Fighting Corruption is Non-negotiable, Buhari Tells Mbeki

Muhammadu Buhari

By Omololu Ogunmade in Abuja

President Muhammadu Buhari yesterday in Abuja, has told former South African President, Thabo Mbeki, that fighting corruption by his administration was non-negotiable.

He made the submission while receiving Mbeki who heads the African Union (AU) High Level Panel on Illicit Flows from Africa in the State House.

Mbeki, according to the president’s spokesman, Mr. Femi Adesina, was in Abuja to provide critical updates to Buhari on AU Anti-Corruption Campaign.

He quoted him as saying, “For this administration, fighting corruption is non-negotiable. It is a MUST,” adding: “We must fight corruption frontally, because it’s one of the reasons we got elected.”

Furthermore, Adesina said Buhari told Mbeki: “We campaigned on three fundamental issues – security, reviving the economy, and fight against corruption. It’s the reason we got elected, and we can’t afford to let our people down.”

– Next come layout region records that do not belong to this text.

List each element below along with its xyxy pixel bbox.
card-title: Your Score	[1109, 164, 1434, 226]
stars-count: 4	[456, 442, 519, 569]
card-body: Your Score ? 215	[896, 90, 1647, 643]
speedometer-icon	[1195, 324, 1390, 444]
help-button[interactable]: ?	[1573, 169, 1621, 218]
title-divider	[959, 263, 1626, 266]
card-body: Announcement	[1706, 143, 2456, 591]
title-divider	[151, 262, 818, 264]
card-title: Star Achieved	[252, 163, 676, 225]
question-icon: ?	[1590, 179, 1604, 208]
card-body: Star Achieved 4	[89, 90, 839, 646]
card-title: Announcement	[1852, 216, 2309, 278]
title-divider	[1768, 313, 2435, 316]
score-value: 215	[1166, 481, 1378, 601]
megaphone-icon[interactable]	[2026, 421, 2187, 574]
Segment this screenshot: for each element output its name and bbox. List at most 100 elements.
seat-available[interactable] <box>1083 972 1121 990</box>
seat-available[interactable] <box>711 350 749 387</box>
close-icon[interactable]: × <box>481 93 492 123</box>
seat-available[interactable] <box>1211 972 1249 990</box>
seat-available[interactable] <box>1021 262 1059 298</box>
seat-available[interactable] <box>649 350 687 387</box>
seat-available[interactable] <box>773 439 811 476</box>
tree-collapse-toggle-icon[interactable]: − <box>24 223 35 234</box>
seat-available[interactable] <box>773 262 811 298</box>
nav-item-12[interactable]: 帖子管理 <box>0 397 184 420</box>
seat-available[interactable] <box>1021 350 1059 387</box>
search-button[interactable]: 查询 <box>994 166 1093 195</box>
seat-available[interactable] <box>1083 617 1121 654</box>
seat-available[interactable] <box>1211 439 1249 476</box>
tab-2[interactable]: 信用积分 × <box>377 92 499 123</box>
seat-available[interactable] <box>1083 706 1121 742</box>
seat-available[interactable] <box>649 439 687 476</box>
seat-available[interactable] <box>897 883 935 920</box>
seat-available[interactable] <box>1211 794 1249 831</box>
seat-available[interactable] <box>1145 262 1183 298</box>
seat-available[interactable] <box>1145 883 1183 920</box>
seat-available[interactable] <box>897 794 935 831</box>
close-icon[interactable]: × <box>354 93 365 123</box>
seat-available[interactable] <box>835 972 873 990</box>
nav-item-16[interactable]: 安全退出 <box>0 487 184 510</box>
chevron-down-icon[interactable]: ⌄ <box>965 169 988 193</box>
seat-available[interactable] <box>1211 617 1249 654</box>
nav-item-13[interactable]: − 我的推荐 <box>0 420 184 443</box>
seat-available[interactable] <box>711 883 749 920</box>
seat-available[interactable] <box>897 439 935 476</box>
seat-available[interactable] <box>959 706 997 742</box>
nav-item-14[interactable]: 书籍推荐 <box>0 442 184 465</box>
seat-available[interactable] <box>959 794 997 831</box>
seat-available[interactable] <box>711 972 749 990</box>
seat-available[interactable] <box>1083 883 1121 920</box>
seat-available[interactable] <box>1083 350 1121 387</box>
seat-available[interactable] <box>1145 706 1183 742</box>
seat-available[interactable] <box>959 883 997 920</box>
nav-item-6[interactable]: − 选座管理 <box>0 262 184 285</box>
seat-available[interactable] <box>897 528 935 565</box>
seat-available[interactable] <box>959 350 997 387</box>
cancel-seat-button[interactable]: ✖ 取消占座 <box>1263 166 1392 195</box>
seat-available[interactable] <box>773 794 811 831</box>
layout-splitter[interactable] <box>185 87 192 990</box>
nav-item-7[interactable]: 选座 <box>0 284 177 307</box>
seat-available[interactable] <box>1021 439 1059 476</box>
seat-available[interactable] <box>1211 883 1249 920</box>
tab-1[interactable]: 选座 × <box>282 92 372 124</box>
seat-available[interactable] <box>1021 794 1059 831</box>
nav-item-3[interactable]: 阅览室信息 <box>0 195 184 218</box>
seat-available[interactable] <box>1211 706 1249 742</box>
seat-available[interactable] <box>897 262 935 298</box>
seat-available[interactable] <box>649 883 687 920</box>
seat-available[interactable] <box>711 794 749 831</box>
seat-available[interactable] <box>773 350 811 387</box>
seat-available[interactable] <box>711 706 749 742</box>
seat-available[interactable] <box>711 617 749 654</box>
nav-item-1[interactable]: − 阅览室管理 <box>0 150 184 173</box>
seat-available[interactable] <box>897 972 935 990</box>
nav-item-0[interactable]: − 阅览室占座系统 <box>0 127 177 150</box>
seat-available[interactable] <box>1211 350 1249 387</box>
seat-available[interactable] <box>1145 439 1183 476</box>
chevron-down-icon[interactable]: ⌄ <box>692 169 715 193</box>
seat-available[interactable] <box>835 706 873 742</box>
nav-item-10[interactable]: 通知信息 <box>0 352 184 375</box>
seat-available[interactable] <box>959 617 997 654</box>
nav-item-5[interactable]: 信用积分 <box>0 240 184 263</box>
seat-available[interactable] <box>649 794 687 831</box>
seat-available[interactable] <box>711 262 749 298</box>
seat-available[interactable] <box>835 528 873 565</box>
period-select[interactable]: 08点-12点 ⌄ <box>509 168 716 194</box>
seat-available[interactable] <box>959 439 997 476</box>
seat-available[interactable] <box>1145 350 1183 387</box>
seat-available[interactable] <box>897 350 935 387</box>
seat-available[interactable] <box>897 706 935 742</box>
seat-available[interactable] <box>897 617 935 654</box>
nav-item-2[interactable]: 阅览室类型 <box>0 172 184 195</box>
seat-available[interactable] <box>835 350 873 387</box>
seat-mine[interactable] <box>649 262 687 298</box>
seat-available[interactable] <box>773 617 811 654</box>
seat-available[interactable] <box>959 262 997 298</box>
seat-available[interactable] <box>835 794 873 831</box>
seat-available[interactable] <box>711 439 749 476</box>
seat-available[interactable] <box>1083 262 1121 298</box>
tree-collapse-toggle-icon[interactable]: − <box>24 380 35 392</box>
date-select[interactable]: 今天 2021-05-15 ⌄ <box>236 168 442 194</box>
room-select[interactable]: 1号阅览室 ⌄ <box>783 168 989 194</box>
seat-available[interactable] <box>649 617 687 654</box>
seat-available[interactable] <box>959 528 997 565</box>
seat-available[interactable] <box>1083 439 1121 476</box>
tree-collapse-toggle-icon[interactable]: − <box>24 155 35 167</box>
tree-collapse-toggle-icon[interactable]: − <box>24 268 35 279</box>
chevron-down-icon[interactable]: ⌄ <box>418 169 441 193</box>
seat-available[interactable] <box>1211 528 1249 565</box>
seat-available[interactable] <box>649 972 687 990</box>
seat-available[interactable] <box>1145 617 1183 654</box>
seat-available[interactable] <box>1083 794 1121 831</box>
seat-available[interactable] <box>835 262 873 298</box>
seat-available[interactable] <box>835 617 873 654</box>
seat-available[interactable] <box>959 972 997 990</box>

According to the statement, Buhari said the government was making progress on anti-corruption war, saying he was very pleased with the assignment the former South African President was carrying out for the African continent.

It also said the president remarked that when Africa vigorously fights the war against corruption, “we will eventually appeal to the conscience of the rest of the world.”

Adesina added that Mbeki, in his remarks, said corruption was an African challenge that must be responded to, noting  that “development challenges can only be met through the check of illicit financial flows.”

He also said Mbeki remarked that he was delighted that Buhari always touched the issue of corruption in most of his speeches, with the most recent being at the United Nations General Assembly last week.

Adesina quoted Mbeki as saying, “We are pleased with the way you take up the matter. Countries need political will to stop the illicit flow. Nigeria has shown good example. The more we are showing that we are acting as Africans, the easier to get the rest of the world to cooperate.”